In the Acholi culture your name can shout to the world that your mom had a difficult delivery, that your dad’s family did not love your mom, that you were born in poverty, that you were born legs first, that you have a birth defect, or that you were born *on the way* to the hospital.
If you are Acholi you have two names, an Acholi name based on some circumstance surrounding your birth, like the above, and then a second name chosen much like first names in a lot of countries around the world, because your parents or grandparents liked it. Unlike in much of the world the Acholi people don’t inherit a specific last name from anyone, so many people have zero names in common with their siblings and parents.
If you are born *after* a set of twins you will be called Akello, if you are a woman, or Okello, if you are a man. I have met several Akellos in my life and never knew this fact. This reason, to be born after twins, stood out to me among many of the other names as it is not directly about that person. Is not like they are the twin, or they have a birth defect, or they are the third child. It is about an event that had nothing to do with them: his/her siblings being twins.

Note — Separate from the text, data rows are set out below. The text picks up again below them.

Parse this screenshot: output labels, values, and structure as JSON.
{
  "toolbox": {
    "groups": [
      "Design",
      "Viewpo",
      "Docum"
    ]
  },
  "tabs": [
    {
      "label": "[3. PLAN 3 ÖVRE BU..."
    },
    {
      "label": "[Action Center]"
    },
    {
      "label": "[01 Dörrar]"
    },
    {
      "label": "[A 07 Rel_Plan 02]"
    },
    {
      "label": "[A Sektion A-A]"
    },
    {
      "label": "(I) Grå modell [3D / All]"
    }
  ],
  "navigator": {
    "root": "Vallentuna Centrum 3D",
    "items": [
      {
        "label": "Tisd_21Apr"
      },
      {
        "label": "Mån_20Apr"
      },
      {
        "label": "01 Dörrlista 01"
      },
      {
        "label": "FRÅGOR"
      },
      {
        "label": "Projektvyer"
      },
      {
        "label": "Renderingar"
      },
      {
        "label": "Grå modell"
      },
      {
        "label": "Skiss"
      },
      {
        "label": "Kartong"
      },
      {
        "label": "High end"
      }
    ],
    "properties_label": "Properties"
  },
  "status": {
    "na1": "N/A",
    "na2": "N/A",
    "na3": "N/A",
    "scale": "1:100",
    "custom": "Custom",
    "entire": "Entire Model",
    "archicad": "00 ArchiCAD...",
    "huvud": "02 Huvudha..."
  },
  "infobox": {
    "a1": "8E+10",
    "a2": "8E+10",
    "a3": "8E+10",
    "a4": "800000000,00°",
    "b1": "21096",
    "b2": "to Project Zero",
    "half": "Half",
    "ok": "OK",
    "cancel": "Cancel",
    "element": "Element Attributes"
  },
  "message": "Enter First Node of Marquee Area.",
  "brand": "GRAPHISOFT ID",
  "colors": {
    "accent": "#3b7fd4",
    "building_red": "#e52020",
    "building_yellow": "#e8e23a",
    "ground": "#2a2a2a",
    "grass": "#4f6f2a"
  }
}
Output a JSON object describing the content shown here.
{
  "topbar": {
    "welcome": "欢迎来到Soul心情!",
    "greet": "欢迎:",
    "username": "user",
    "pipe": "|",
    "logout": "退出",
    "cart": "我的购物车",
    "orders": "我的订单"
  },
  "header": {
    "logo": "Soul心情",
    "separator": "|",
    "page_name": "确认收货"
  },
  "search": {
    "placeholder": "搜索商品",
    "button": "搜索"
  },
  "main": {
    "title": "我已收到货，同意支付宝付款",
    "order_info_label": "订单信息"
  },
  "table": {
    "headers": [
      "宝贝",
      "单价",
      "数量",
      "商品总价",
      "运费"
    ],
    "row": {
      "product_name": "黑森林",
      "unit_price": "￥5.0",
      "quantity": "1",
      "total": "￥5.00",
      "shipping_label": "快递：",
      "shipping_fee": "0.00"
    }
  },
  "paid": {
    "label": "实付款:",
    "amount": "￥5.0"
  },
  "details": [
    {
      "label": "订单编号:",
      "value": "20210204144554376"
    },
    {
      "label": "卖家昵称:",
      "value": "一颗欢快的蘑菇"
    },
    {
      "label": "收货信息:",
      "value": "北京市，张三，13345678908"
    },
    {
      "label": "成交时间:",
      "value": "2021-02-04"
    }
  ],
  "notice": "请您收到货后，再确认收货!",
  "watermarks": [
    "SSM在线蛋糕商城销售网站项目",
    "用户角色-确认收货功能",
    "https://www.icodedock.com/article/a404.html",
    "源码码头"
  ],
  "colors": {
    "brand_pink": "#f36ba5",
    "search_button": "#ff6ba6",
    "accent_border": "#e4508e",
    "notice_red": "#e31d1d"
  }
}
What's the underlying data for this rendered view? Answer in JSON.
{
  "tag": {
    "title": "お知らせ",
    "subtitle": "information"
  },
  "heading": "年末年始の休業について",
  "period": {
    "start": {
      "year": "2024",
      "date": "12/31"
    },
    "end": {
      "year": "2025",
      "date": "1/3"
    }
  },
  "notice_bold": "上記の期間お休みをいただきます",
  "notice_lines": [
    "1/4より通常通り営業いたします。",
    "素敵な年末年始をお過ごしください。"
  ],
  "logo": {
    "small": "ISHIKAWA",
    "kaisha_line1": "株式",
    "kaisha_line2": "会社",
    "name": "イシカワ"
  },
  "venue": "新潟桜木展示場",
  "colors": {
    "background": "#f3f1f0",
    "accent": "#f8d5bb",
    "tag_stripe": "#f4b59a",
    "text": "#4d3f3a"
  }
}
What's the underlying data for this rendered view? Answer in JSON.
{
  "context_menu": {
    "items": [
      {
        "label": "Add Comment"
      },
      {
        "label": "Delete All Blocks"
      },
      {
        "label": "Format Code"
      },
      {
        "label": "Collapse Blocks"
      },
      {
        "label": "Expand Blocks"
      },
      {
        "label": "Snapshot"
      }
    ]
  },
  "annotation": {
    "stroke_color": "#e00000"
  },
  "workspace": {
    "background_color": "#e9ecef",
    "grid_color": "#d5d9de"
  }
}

It is external to them, and signifies the importance of having twins and also the frequency of twins in that part of the world. Having twins is still loaded with myths and rituals, and it is indeed common in Uganda. In fact, the highest rate of twins in the world is in Africa, specially in Nigeria and Central-African countries. A combination of factors leads to a high rate of twins, the most important being maternal age (the older the more likely, up until 38), but also the amount of pregnancies the mother has had, the mother’s height, and of course, genes.
Here are some of other interesting Acholi names (male/female):
- Apio/Opio. First Twin
- Acen/Ocen. Last Twin
- Acan/Ocan. Born in poverty
- Odoch/Adoch. Born legs first
- Ajok/Ojok. Has a birth defect
- Ojara/Lajara. Has an extra finger and/or toe
- Oyella. The family of the father didn’t like the mother
- Lakaraber. The family of the father received the wife gladly
- Oyo/Ayo. Born on the way to the hospital
- Atim/Otim. Born as the dad was away hunting or born on a big town outside the hometown
My naming story is not nearly as interesting, my father’s name is Carlos and my mother’s name is Consuelo. Hence, Carla Consuelo 🙂
Tell me, what is in YOUR name?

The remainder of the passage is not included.